Luther, in our sermon hymn gives us the key to understanding our text in the very next line. “But for us fights the valiant One, Whom God Himself elected.” What does that mean? It means that God the Father loves us so much that He sent One to fight on our behalf. He could not send an angel. We’ve already established, from Scripture, that angels, on their own, do not have this power. God the Father sent God the Son to fight Satan on our behalf. And what does Luther say of Christ? “He holds the field forever.” Christ stands upon the battlefield as the victor. He has put Satan down under His power. In the ancient world, they had a great way of signifying this. The victorious king would stand in the middle of the battle field with his foot on the neck of the defeated king. Luther want us to think of Christ and Satan eternally in this pose. Christ stands with His foot on Satan’s neck, forever. Satan is defeated. He is crushed. His power is broken. Christ alone has broken it. Thus, even if “devils all the world should fill, they can harm us none.” Christ holds them all under foot.

Christ, in His temptation, is formally entering the battle. He is taking our temptation and defeating it in our place. This is part of Christ fulfilling the law in our place. He bears our temptation. It is also an important step in His humanity. Christ, to be fully human, had to face temptation as we do. Thus Scripture recounts His temptation in the wilderness. This binds Christ to us, as the writer to the Hebrews explains: “For we do not have a high priest who is unable to sympathize with our weaknesses, but one who in every respect has been tempted as we are, yet without sin.” Christ understands our situation because He lived it. He faced the devil, but not only for Himself, but for us also. So that in His victory, we also triumph.

The Temptation of Christ points us forward to the cross. Here Christ would bring this battle to its conclusion. On the cross Christ would declare “It is finished!” The battle is over. Satan’s power is broken. Sin, which is the power Satan holds over us, is atoned.
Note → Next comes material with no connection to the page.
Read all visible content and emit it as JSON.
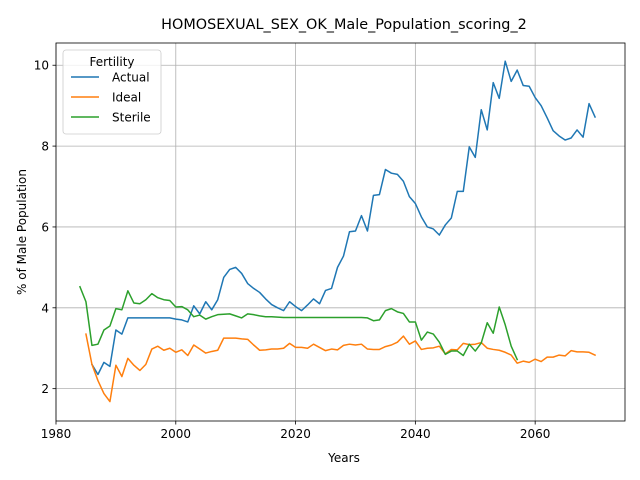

Can we say anything here about the temptations that Satan hurls against us? Yes. We can say that they are powerless. They have no hold upon us. Christ has faced down that temptation in our place. Satan has been drained of all power. But wait a minute. Am I not still tempted? What does St Peter say? “Be sober-minded; be watchful. Your adversary the devil prowls around like a roaring lion, seeking someone to devour.” Lions are pack hunters. The young hunting lions will hide silently in the brush. The old, toothless lions will come from the other side and begin to roar loudly. The animals run from the sound, right into the mouths of the hunting lions. The devil is an old, toothless lion trying to convince us to run into the danger. He cannot harm us. He can only convince us to harm ourselves. Thus as Luther says: “One little word can fell him.” That word is “liar”. When we confront Satan with that word, we see him for what he really is - crushed and defeated by Christ. Satan lies because that’s all he has left. But even this is built upon the work of Christ. In calling Satan a liar we are not fighting Satan. We are simply calling up the reality of what Christ has done to him on our behalf.

It is popular today for people to think of themselves as fighting Satan. But we cannot fight him. We have no power to defeat Satan. But Christ reduces Satan to a toothless lion who has no power left but deception. This is the victory that Christ wins for us. That battle begins when Christ steps on the field to face Satan in the wilderness. It would culminate on the cross when Christ says, “It is finished.”